MySQL	`SUM(condition)` can work because boolean expressions evaluate to 1 or 0, but `SUM(CASE ...)` is clearer and more portable.
SQL Server	Use `CASE` for conditional aggregation. Watch integer division; cast or multiply by `1.0` for rates.
BigQuery	`COUNTIF(condition)` is available for conditional counts. `SUM(CASE ...)` remains portable.
Snowflake	Supports `COUNT_IF`. Use `CASE` when you want explicit cross-dialect logic.

Safer Pattern for Complex Business Logic

When the conditions are complex, classify rows first and aggregate second:

WITH labeled_orders AS (
  SELECT
    customer_id,
    order_date,
    amount,
    CASE
      WHEN status = 'paid' AND refunded_at IS NULL THEN 'net_paid'
      WHEN status = 'paid' AND refunded_at IS NOT NULL THEN 'refunded'
      WHEN status = 'cancelled' THEN 'cancelled'
      ELSE 'other'
    END AS order_bucket
  FROM orders
  WHERE order_date >= DATE '2026-01-01'
)
SELECT
  customer_id,
  COUNT(*) AS total_orders,
  SUM(CASE WHEN order_bucket = 'net_paid' THEN 1 ELSE 0 END) AS net_paid_orders,
  SUM(CASE WHEN order_bucket = 'net_paid' THEN amount ELSE 0 END) AS net_paid_amount
FROM labeled_orders
GROUP BY customer_id;

This is easier to test because you can run the CTE by itself and inspect whether each row was labeled correctly before trusting the final aggregate.

Before You Submit the Query

Did you use WHERE for rules that define the row population?
Did you use CASE for metrics inside that population?
Did you avoid COUNT(CASE WHEN ... ELSE 0 END)?
Did you define how NULL values should behave?
Did you protect rate calculations with NULLIF?
Did you name the denominator out loud?

If the query involves missing values or anti-joins, the companion guide SQL NULL Logic for Interviews covers the same three-valued logic in more depth. If the query involves join-created row multiplication, read Why SQL Joins Create Duplicate Rows.

FAQ

Why does COUNT(CASE WHEN condition THEN 1 ELSE 0 END) count every row? Because COUNT(expression) counts every non-null expression. Both 1 and 0 are non-null.

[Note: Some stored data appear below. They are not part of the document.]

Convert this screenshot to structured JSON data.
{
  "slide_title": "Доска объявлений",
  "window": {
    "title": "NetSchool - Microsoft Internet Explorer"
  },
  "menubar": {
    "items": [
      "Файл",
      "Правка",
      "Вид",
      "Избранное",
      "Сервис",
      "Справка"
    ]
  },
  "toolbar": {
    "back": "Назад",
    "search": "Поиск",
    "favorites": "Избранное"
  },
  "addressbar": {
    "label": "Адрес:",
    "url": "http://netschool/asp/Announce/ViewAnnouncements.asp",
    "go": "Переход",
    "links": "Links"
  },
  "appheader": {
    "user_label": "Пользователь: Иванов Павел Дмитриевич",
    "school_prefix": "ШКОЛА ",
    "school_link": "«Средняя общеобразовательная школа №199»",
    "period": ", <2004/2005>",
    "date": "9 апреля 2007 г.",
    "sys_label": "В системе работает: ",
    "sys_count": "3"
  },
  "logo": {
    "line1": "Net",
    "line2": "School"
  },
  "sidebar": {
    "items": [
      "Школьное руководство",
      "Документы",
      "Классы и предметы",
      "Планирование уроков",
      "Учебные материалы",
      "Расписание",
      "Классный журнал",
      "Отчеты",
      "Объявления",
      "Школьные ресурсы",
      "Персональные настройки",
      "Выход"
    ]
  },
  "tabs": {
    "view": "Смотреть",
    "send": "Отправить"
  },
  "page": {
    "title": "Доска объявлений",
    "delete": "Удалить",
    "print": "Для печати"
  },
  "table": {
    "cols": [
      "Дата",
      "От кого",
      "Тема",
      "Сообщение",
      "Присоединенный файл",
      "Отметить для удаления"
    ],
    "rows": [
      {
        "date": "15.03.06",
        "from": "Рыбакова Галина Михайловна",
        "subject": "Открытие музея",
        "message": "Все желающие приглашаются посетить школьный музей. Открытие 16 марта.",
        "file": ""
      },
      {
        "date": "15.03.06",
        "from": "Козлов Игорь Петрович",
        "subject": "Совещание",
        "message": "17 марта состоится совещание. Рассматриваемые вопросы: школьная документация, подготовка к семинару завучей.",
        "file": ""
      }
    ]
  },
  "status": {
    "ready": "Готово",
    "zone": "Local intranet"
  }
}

Should I use COUNT or SUM for conditional counts? Prefer SUM(CASE WHEN condition THEN 1 ELSE 0 END) for a portable, explicit conditional count. COUNT(CASE WHEN condition THEN 1 END) is valid, but easier to break accidentally.

Is CASE faster than WHERE? Usually no. WHERE can reduce the row set before aggregation. CASE is for producing conditional values within the row set.

What is the safest interview explanation? Say: I use WHERE to define the population, CASE to define conditional metrics, and SUM of one-or-zero flags for conditional counts.